Его убила Россия, его убили те, кому он, в меру силы, служил сорок лет. Нельзя русскому революционеру: 1) быть честным, 2) культурным, 3) держаться науки и любить ее. Нельзя ему быть – европейцем. Задушат. Еще при царе туда-сюда, но при Ленине – конец.

Я помню его года за два до войны, в Сан-Ремо и в Ментоне. В Сан-Ремо мы провели с ним однажды целый день. На белой вилле у Б. Там в то время умирала нежная, тихая девушка – Марья Алексеевна, невеста Сазонова. Помню ее душистую, свежую комнату, – окнами в южный сад мая; и в белых подушках – ее лицо, такое прекрасное и прозрачное, что все лица других, рядом, казались грубыми. Темными, земными, красными…

Плеханов был тогда бодр. И его лицо казалось слишком здоровым. Но оно было удивительно благородное. Старик? Нет, наши русские «старики» – не такие. Скорее «пожилой француз». И во всем сказывался его европеизм. Мягкие манеры, изысканная терпимость, никакой крикливости. Среди русских эмигрантов он был точно не в своем кругу. Тогда шли разговоры о «единой социалистической партии». С нами, из Ментоны, приехал к Б. и Илья. И все почти были эсеры. Благодаря нашему присутствию разговоры велись, конечно, не специальные. Но все же, по-русски, сходили на приподнятый спор. И нужно сказать, не только эмигранты, – и мы частенько оказывались дикими русопятами перед культурной выдержкой Плеханова.

А потом в Ментоне, у Ильи, мы как-то неистово спорили с Борисом (помню, из-за статьи Иванова-Разумника о Рел. – Фил. Обществе и Карташёве). Присутствовавший Плеханов был шокирован. А между тем спор был самый обыкновенный – для России. Но Плеханов – европеец!

Надо сказать, однако, что в нем была и большая узость. При серьезном научном багаже, при всей изысканной внешней терпимости и всем европеизме – это истинно русская партийная, почти мелочная, узость казалась даже странной. Она, вероятно, и давала ему налет педантизма. Но его «скучность» (как говорили последнее время) не от узости, нет! Это наука, это Европа, это культура – скучны нашему оголтелому матросью, нашей «веселой» горилле на цепочке у мошенников.

По деревням посланы вооруженные кучки – отнимать хлеб. Все разрушили, обещают продолжать, если найдется недорушенное. Грабят так, что даже сами смеются. А журналиста П.Пильского засадили за документальное доказательство: из числа правящих большевиков – 14 клинически помешанных, уже сидевших в психиатрических лечебницах.

Топливо иссякает. Электричество везде гаснет в 10 часов. Погода пронзительно-холодная, ледяной ветер, 3° тепла.
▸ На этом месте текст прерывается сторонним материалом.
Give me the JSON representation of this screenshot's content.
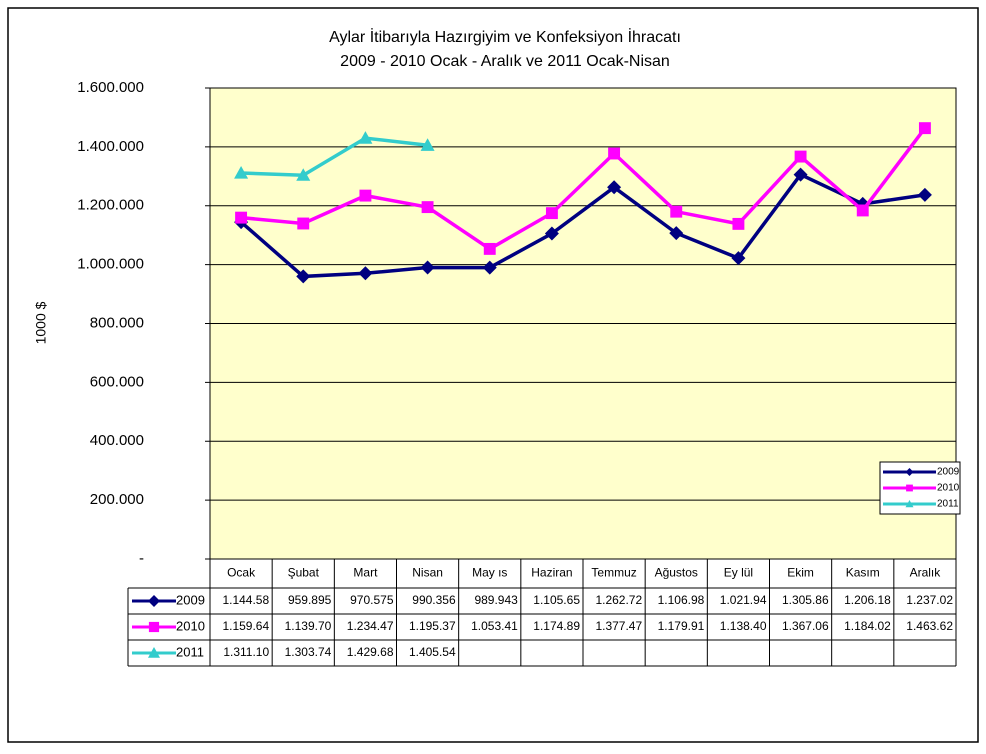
{
  "chart_data": {
    "type": "line",
    "title": [
      "Aylar İtibarıyla Hazırgiyim ve Konfeksiyon İhracatı",
      "2009 - 2010 Ocak - Aralık ve 2011 Ocak-Nisan"
    ],
    "y_label": "1000 $",
    "categories": [
      "Ocak",
      "Şubat",
      "Mart",
      "Nisan",
      "May ıs",
      "Haziran",
      "Temmuz",
      "Ağustos",
      "Ey lül",
      "Ekim",
      "Kasım",
      "Aralık"
    ],
    "series": [
      {
        "name": "2009",
        "color": "#000080",
        "marker": "diamond",
        "values": [
          1144580,
          959895,
          970575,
          990356,
          989943,
          1105650,
          1262720,
          1106980,
          1021940,
          1305860,
          1206180,
          1237020
        ],
        "value_labels": [
          "1.144.58",
          "959.895",
          "970.575",
          "990.356",
          "989.943",
          "1.105.65",
          "1.262.72",
          "1.106.98",
          "1.021.94",
          "1.305.86",
          "1.206.18",
          "1.237.02"
        ]
      },
      {
        "name": "2010",
        "color": "#ff00ff",
        "marker": "square",
        "values": [
          1159640,
          1139700,
          1234470,
          1195370,
          1053410,
          1174890,
          1377470,
          1179910,
          1138400,
          1367060,
          1184020,
          1463620
        ],
        "value_labels": [
          "1.159.64",
          "1.139.70",
          "1.234.47",
          "1.195.37",
          "1.053.41",
          "1.174.89",
          "1.377.47",
          "1.179.91",
          "1.138.40",
          "1.367.06",
          "1.184.02",
          "1.463.62"
        ]
      },
      {
        "name": "2011",
        "color": "#33cccc",
        "marker": "triangle",
        "values": [
          1311100,
          1303740,
          1429680,
          1405540,
          null,
          null,
          null,
          null,
          null,
          null,
          null,
          null
        ],
        "value_labels": [
          "1.311.10",
          "1.303.74",
          "1.429.68",
          "1.405.54",
          null,
          null,
          null,
          null,
          null,
          null,
          null,
          null
        ]
      }
    ],
    "ylim": [
      0,
      1600000
    ],
    "yticks": [
      {
        "value": 0,
        "label": "-"
      },
      {
        "value": 200000,
        "label": "200.000"
      },
      {
        "value": 400000,
        "label": "400.000"
      },
      {
        "value": 600000,
        "label": "600.000"
      },
      {
        "value": 800000,
        "label": "800.000"
      },
      {
        "value": 1000000,
        "label": "1.000.000"
      },
      {
        "value": 1200000,
        "label": "1.200.000"
      },
      {
        "value": 1400000,
        "label": "1.400.000"
      },
      {
        "value": 1600000,
        "label": "1.600.000"
      }
    ],
    "grid": true,
    "legend": "lower right",
    "plot_background": "#ffffcc"
  }
}
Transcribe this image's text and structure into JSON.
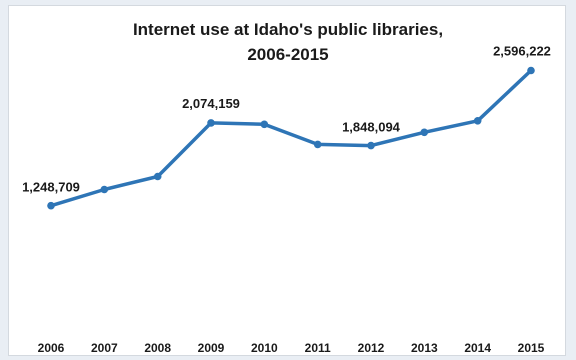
{
  "chart_data": {
    "type": "line",
    "title_lines": [
      "Internet use at Idaho's public libraries,",
      "2006-2015"
    ],
    "xlabel": "",
    "ylabel": "",
    "categories": [
      "2006",
      "2007",
      "2008",
      "2009",
      "2010",
      "2011",
      "2012",
      "2013",
      "2014",
      "2015"
    ],
    "series": [
      {
        "values": [
          1248709,
          1410000,
          1540000,
          2074159,
          2060000,
          1860000,
          1848094,
          1980000,
          2095000,
          2596222
        ],
        "color": "#2e75b6"
      }
    ],
    "data_labels": [
      {
        "index": 0,
        "text": "1,248,709"
      },
      {
        "index": 3,
        "text": "2,074,159"
      },
      {
        "index": 6,
        "text": "1,848,094"
      },
      {
        "index": 9,
        "text": "2,596,222"
      }
    ],
    "ylim": [
      0,
      3000000
    ],
    "grid": false,
    "legend": "none"
  }
}
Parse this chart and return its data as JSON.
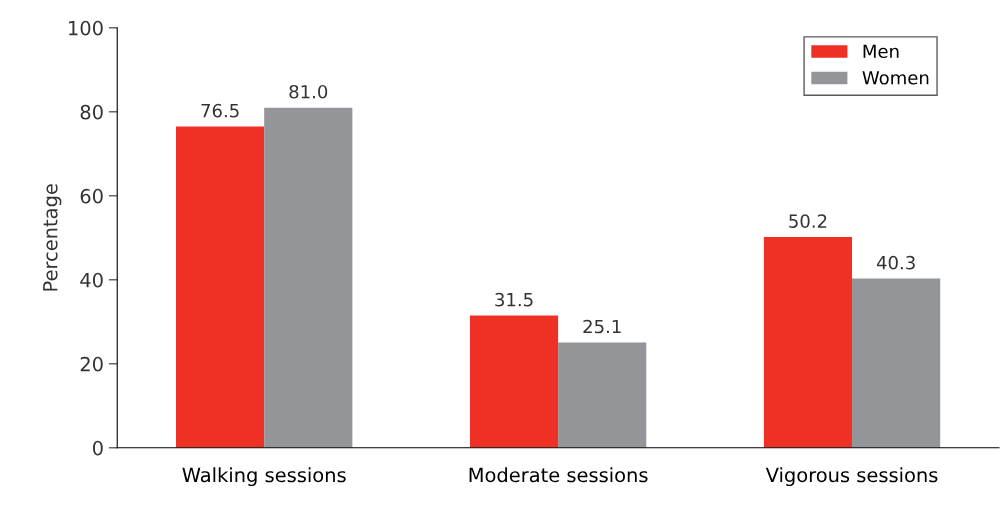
{
  "chart_data": {
    "type": "bar",
    "ylabel": "Percentage",
    "categories": [
      "Walking sessions",
      "Moderate sessions",
      "Vigorous sessions"
    ],
    "series": [
      {
        "name": "Men",
        "color": "#ee3124",
        "values": [
          76.5,
          31.5,
          50.2
        ]
      },
      {
        "name": "Women",
        "color": "#939598",
        "values": [
          81.0,
          25.1,
          40.3
        ]
      }
    ],
    "value_labels": [
      [
        "76.5",
        "31.5",
        "50.2"
      ],
      [
        "81.0",
        "25.1",
        "40.3"
      ]
    ],
    "ylim": [
      0,
      100
    ],
    "yticks": [
      0,
      20,
      40,
      60,
      80,
      100
    ],
    "grid": false,
    "legend": "top right"
  }
}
Всеобщее унижение – унижение человека, возвышение обезьяны.


24 мая, среда

Сегодня белое место.

А затем – хочу, наконец, записать с полной отчетливостью, как выяснилось это мне сегодня, все относительно «германской ориентации». И надо кончить с ней, это – в последний раз. Беру лишь схему, оставляя в стороне сложность международной политики.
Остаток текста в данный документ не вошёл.